Stap 7. Regel alles en sla op
Onze code ziet er nu als volgt uit:
java.util. Scanner importeren; public class HelloWorld { public static void main (String args) { Scanner userInputScanner = nieuwe Scanner (System.in); System.out.print("Wat is uw naam?"); String userInputName = userInputScanner.nextLine(); System.out.println("Hallo " + userInputName + "!"); } }
Stap 8. Compileren en uitvoeren
Ga naar de opdrachtprompt of terminal en voer dezelfde opdracht uit als waarmee we HaloDunia.java uitvoeren. We moeten eerst het programma compileren:
javac HelloDunia.java
. Dan kunnen we het uitvoeren:
java HelloWorld
Tips
- Java is een objectgeoriënteerde programmeertaal. Het is dus een goed idee om de basisprincipes van objectgeoriënteerde programmeertalen te lezen om meer te weten te komen.
-
Objectgeoriënteerd programmeren heeft veel speciale functies. Drie daarvan zijn:
- inkapseling: mogelijkheid om de toegang tot sommige componentobjecten te beperken. Java heeft private, beschermde en publieke modifiers voor velden en methoden.

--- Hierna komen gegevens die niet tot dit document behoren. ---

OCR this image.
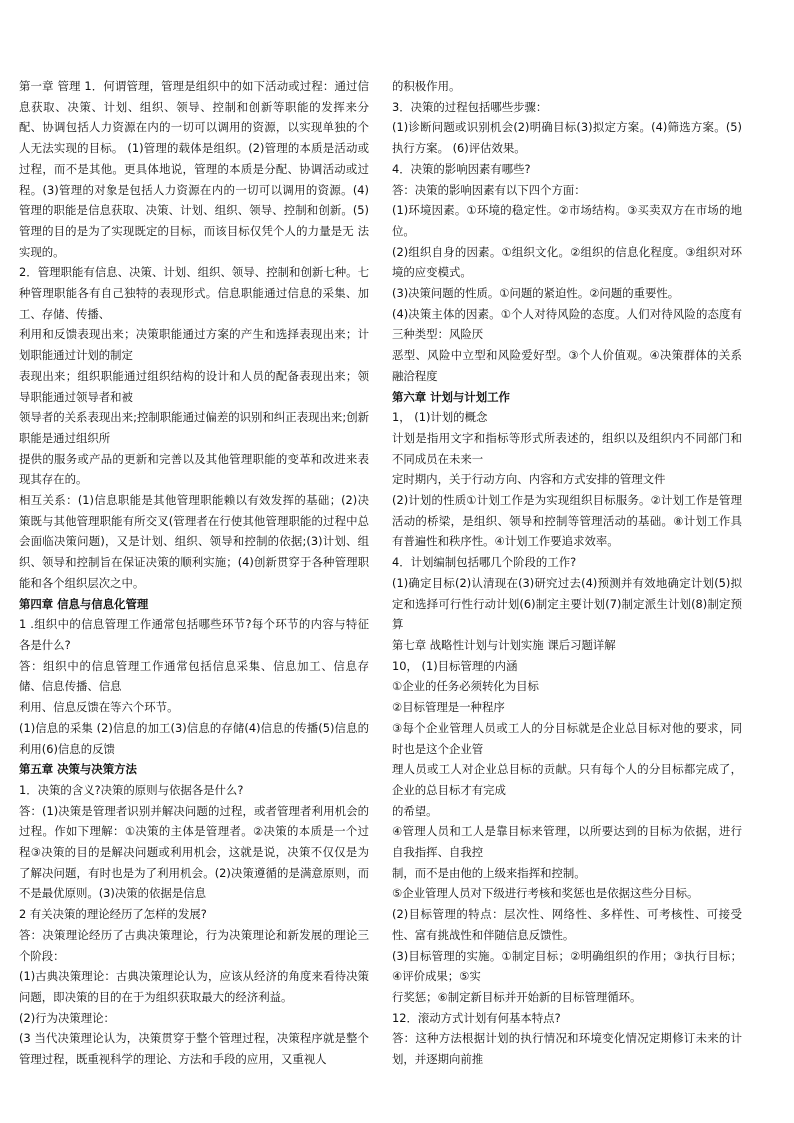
第一章 管理 1．何谓管理，管理是组织中的如下活动或过程：通过信息获取、决策、计划、组织、领导、控制和创新等职能的发挥来分配、协调包括人力资源在内的一切可以调用的资源，以实现单独的个人无法实现的目标。 (1)管理的载体是组织。(2)管理的本质是活动或过程，而不是其他。更具体地说，管理的本质是分配、协调活动或过程。(3)管理的对象是包括人力资源在内的一切可以调用的资源。(4)管理的职能是信息获取、决策、计划、组织、领导、控制和创新。(5)管理的目的是为了实现既定的目标，而该目标仅凭个人的力量是无 法实现的。

2．管理职能有信息、决策、计划、组织、领导、控制和创新七种。七种管理职能各有自己独特的表现形式。信息职能通过信息的采集、加工、存储、传播、

利用和反馈表现出来；决策职能通过方案的产生和选择表现出来；计划职能通过计划的制定

表现出来；组织职能通过组织结构的设计和人员的配备表现出来；领导职能通过领导者和被

领导者的关系表现出来;控制职能通过偏差的识别和纠正表现出来;创新职能是通过组织所

提供的服务或产品的更新和完善以及其他管理职能的变革和改进来表现其存在的。

相互关系：(1)信息职能是其他管理职能赖以有效发挥的基础；(2)决策既与其他管理职能有所交叉(管理者在行使其他管理职能的过程中总会面临决策问题)，又是计划、组织、领导和控制的依据;(3)计划、组织、领导和控制旨在保证决策的顺利实施；(4)创新贯穿于各种管理职能和各个组织层次之中。

第四章 信息与信息化管理

1 .组织中的信息管理工作通常包括哪些环节?每个环节的内容与特征各是什么?

答：组织中的信息管理工作通常包括信息采集、信息加工、信息存储、信息传播、信息

利用、信息反馈在等六个环节。

(1)信息的采集 (2)信息的加工(3)信息的存储(4)信息的传播(5)信息的利用(6)信息的反馈

第五章 决策与决策方法

1．决策的含义?决策的原则与依据各是什么?

答：(1)决策是管理者识别并解决问题的过程，或者管理者利用机会的过程。作如下理解：①决策的主体是管理者。②决策的本质是一个过程③决策的目的是解决问题或利用机会，这就是说，决策不仅仅是为了解决问题，有时也是为了利用机会。(2)决策遵循的是满意原则，而不是最优原则。(3)决策的依据是信息

2 有关决策的理论经历了怎样的发展?

答：决策理论经历了古典决策理论，行为决策理论和新发展的理论三个阶段：

(1)古典决策理论：古典决策理论认为，应该从经济的角度来看待决策问题，即决策的目的在于为组织获取最大的经济利益。

(2)行为决策理论：

(3 当代决策理论认为，决策贯穿于整个管理过程，决策程序就是整个管理过程，既重视科学的理论、方法和手段的应用，又重视人

的积极作用。

3．决策的过程包括哪些步骤：

(1)诊断问题或识别机会(2)明确目标(3)拟定方案。(4)筛选方案。(5)执行方案。 (6)评估效果。

4．决策的影响因素有哪些?

答：决策的影响因素有以下四个方面：

(1)环境因素。①环境的稳定性。②市场结构。③买卖双方在市场的地位。

(2)组织自身的因素。①组织文化。②组织的信息化程度。③组织对环境的应变模式。

(3)决策问题的性质。①问题的紧迫性。②问题的重要性。

(4)决策主体的因素。①个人对待风险的态度。人们对待风险的态度有三种类型：风险厌

恶型、风险中立型和风险爱好型。③个人价值观。④决策群体的关系融洽程度

第六章 计划与计划工作

1， (1)计划的概念

计划是指用文字和指标等形式所表述的，组织以及组织内不同部门和不同成员在未来一

定时期内，关于行动方向、内容和方式安排的管理文件

(2)计划的性质①计划工作是为实现组织目标服务。②计划工作是管理活动的桥梁，是组织、领导和控制等管理活动的基础。⑧计划工作具有普遍性和秩序性。④计划工作要追求效率。

4．计划编制包括哪几个阶段的工作?

(1)确定目标(2)认清现在(3)研究过去(4)预测并有效地确定计划(5)拟定和选择可行性行动计划(6)制定主要计划(7)制定派生计划(8)制定预算

第七章 战略性计划与计划实施 课后习题详解

10， (1)目标管理的内涵

①企业的任务必须转化为目标

②目标管理是一种程序

③每个企业管理人员或工人的分目标就是企业总目标对他的要求，同时也是这个企业管

理人员或工人对企业总目标的贡献。只有每个人的分目标都完成了，企业的总目标才有完成

的希望。

④管理人员和工人是靠目标来管理，以所要达到的目标为依据，进行自我指挥、自我控

制，而不是由他的上级来指挥和控制。

⑤企业管理人员对下级进行考核和奖惩也是依据这些分目标。

(2)目标管理的特点：层次性、网络性、多样性、可考核性、可接受性、富有挑战性和伴随信息反馈性。

(3)目标管理的实施。①制定目标；②明确组织的作用；③执行目标；④评价成果；⑤实

行奖惩；⑥制定新目标并开始新的目标管理循环。

12．滚动方式计划有何基本特点?

答：这种方法根据计划的执行情况和环境变化情况定期修订未来的计划，并逐期向前推
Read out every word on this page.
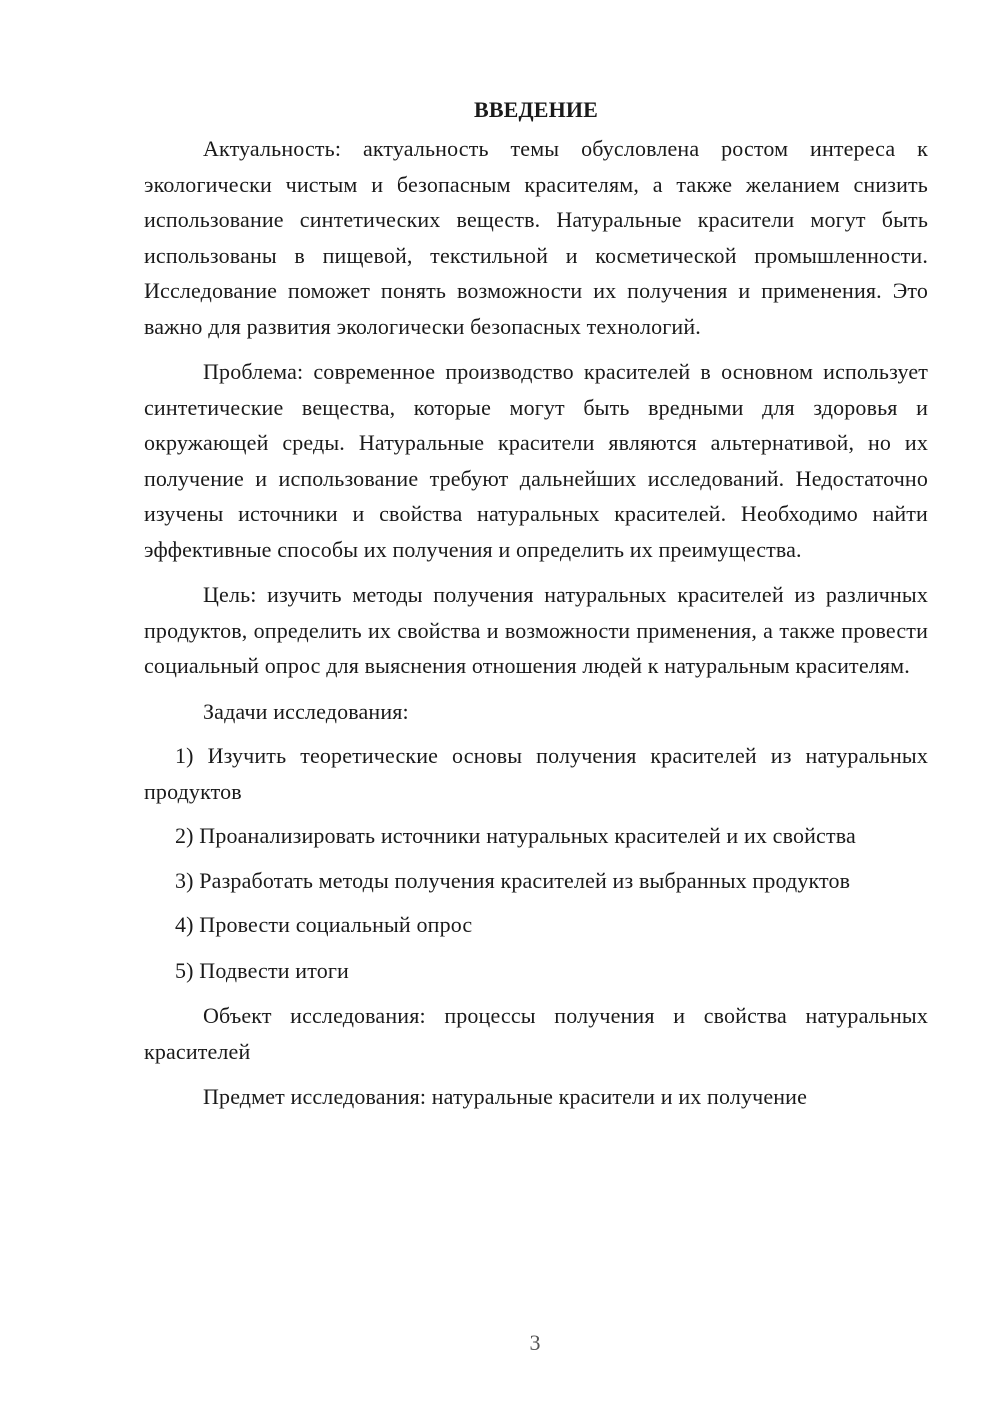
ВВЕДЕНИЕ

Актуальность: актуальность темы обусловлена ростом интереса к экологически чистым и безопасным красителям, а также желанием снизить использование синтетических веществ. Натуральные красители могут быть использованы в пищевой, текстильной и косметической промышленности. Исследование поможет понять возможности их получения и применения. Это важно для развития экологически безопасных технологий.

Проблема: современное производство красителей в основном использует синтетические вещества, которые могут быть вредными для здоровья и окружающей среды. Натуральные красители являются альтернативой, но их получение и использование требуют дальнейших исследований. Недостаточно изучены источники и свойства натуральных красителей. Необходимо найти эффективные способы их получения и определить их преимущества.

Цель: изучить методы получения натуральных красителей из различных продуктов, определить их свойства и возможности применения, а также провести социальный опрос для выяснения отношения людей к натуральным красителям.

Задачи исследования:

1) Изучить теоретические основы получения красителей из натуральных продуктов

2) Проанализировать источники натуральных красителей и их свойства

3) Разработать методы получения красителей из выбранных продуктов

4) Провести социальный опрос

5) Подвести итоги

Объект исследования: процессы получения и свойства натуральных красителей

Предмет исследования: натуральные красители и их получение

3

- Polymorfisme: het vermogen van het object om meerdere identiteiten te gebruiken. In Java kan een object in een ander object worden ingevoegd om de methoden van dat andere object te gebruiken.
- Nalatenschap: de mogelijkheid om velden en methoden uit andere klassen in dezelfde hiërarchie als het huidige object te gebruiken.